Ocaso do Acaso

O CASO

O fim de semana em Serrambi prometia ser bom demais. E, com certeza, o feriado prolongado da Semana Santa também prometia para as três famílias, unidas pela amizade de três adolescente e amigas: Fátima Linhares, Bárbara Travassos e Célia Galvão. Em comum, o fato de suas mães serem casadas pela segunda vez e os ex-maridos no terceiro e quarto casamento.

Júlia Linhares, de prendas domésticas, vivia da pensão do marido e de uma franquia no Shopping Center Recife, na praça da alimentação. O ex-marido, Fábio Linhares, no terceiro casamento, é um grande empresário da construção civil em Pernambuco e dirigente classista, além de candidato a cargo político.

Etiene Travassos tem três filhas, mas a caçula Bárbara, do seu segundo casamento, era a mais problemática. Estudante de pós-graduação em Sociologia, mal tinha tempo para se dedicar à estafante obrigação acadêmica, pois estava ás vésperas de defender sua tese.
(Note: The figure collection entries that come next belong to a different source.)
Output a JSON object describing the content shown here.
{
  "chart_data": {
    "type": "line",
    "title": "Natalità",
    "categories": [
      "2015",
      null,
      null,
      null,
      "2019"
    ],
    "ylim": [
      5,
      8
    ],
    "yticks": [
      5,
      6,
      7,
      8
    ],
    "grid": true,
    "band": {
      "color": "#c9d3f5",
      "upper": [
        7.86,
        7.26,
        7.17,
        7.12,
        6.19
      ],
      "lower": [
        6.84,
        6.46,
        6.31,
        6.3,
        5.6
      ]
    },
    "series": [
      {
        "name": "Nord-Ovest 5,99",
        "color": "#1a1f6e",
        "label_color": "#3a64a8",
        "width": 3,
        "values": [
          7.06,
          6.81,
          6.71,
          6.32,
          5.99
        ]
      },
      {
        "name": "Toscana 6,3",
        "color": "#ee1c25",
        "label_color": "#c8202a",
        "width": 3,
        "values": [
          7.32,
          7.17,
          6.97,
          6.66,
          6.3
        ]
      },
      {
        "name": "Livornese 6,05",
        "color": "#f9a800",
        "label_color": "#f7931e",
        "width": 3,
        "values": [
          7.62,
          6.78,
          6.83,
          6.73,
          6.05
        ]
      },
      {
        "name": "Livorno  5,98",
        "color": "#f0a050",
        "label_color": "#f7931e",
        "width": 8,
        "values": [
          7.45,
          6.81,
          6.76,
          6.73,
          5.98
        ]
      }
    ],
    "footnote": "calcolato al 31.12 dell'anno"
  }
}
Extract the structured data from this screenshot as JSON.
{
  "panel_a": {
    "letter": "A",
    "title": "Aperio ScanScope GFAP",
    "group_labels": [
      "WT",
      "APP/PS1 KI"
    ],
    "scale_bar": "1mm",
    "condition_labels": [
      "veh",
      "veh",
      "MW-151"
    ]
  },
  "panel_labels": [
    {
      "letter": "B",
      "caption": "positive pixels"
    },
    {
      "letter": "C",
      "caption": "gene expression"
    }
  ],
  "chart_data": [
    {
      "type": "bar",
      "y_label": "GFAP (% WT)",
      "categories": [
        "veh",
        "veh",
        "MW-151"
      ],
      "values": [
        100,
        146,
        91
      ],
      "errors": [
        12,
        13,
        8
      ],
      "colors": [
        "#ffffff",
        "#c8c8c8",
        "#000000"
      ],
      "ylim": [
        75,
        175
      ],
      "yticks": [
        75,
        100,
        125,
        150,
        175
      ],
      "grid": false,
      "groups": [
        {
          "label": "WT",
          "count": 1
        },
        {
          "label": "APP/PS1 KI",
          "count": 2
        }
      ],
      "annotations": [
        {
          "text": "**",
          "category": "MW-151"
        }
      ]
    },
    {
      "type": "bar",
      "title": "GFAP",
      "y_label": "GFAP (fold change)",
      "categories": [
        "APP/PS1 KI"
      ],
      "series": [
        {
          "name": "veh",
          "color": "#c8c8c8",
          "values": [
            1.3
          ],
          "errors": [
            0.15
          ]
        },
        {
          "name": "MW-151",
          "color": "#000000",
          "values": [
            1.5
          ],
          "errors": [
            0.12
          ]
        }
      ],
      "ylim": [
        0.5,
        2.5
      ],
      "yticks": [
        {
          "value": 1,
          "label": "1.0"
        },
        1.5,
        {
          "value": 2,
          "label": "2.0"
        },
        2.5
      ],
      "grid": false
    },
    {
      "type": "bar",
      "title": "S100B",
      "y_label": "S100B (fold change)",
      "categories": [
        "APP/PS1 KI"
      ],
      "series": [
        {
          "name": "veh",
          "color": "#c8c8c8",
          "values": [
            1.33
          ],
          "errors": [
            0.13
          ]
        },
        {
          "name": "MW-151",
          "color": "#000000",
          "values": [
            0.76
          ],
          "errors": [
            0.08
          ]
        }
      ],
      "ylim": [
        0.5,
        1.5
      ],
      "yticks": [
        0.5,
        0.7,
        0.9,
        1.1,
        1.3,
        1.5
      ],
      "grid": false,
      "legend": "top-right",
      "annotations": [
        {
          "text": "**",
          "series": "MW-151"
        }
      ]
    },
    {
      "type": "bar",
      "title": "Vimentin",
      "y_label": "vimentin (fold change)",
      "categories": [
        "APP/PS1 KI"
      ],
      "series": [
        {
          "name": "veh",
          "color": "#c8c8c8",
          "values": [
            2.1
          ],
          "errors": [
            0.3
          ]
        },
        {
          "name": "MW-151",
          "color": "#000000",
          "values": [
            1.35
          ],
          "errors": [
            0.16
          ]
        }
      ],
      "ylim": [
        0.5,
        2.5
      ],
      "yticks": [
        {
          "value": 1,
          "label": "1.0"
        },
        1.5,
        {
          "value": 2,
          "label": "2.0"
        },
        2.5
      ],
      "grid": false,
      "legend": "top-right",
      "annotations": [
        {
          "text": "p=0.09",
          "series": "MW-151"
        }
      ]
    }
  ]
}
Gustavo Apolinário, ex-major do exército, um dos maiores especialistas em operações anti-terrorista na época da ditadura, é dono de uma das maiores empresas de segurança da região.

Stefania Galvão, psicóloga militante, uma das melhores em atividade no Recife, também não tinha o que se queixar financeiramente. A pensão do ex-marido também era o suficiente para suas mordomias e fantasias. Cleudson Galvão, no quarto casamento, ainda nutria grande paixão pela ex-esposa, motivo de ciumeira da sua ex-secretária, atual esposa. Ex-banqueiro, é dono de uma factoring e de uma rede de locadoras de automóveis.

As adolescentes também tinham duas coisas em comum: as idades e o colégio. Todas com 16 anos, estavam naquela fase de que tudo podia tudo, fosse como fosse, exacerbando a liberdade que não fora conquistada ou concedida: a ausência dos pais, as faziam líberas do lazer total.

O Colégio Metrópole é o maior e mais caro estabelecimento de ensino do Grande Recife. Ali, só estudam crianças e adolescentes da classe A, exceto algumas míseras bolsas de estudo integrais, para justificar o grau de benemerência da diretoria do Colégio…

Os muros de 4 metros de altura nunca foram suficientes para impedir as fugas de garotas e garotos, para cumprirem um turno mais, vamos dizer, interessante no horário da manhã (ou da tarde), sejam em motéis ou no shopping. Não era por acaso que neste ano cinco adolescente, entre 13 e 15 anos, estavam grávidas. Isso apesar da campanha da Aids e da vigilância de pais e professores! As aulas começam as 7 da manhã e vão até as 13 horas; a seguir, a maioria dos alunos sempre têm que cumprir mais um turno de cursos ou aulas especiais, alternativas, e, uma boa parte, ainda entram pela noite em outras atividades extra-curriculares. A desculpa bem que poderia ser aumentar o nível cultural, melhorar o currículo, mas, na verdade, essa ocupação total de horário é bem adequada para pais e mães que não tem lá muita vontade de acompanhar os estudos dos seus filhos. Júlia, Etiene e Stefania não eram mães ausentes, como achavam algumas más línguas, quando muito se poderia dizer que fossem muito ocupadas, mas compensavam esta falta de tempo, acompanhando suas filhas nas badaladas baladas da noite recifense ou nos passeios de fins-de-semana (inclusive cinemas), ou, até mesmo, circunstanciais visitas aos shoppings. Elas tinham que ser mães, pais e amigas das suas filhas, preocupadas com as ameaças e atrativos que rodeiam os pré-adultos. Pelo que se pode entender, não haviam preocupações pecuniárias no caminho das três famílias, nem outras grandes obstáculos no dia a dia de cada uma delas. E foi assim, que Fátima, Bárbara e Célia, acompanhadas de suas respectivas, mães, , partiram para o fim de semana na praia de Serrambi, no litoral sul de Pernambuco.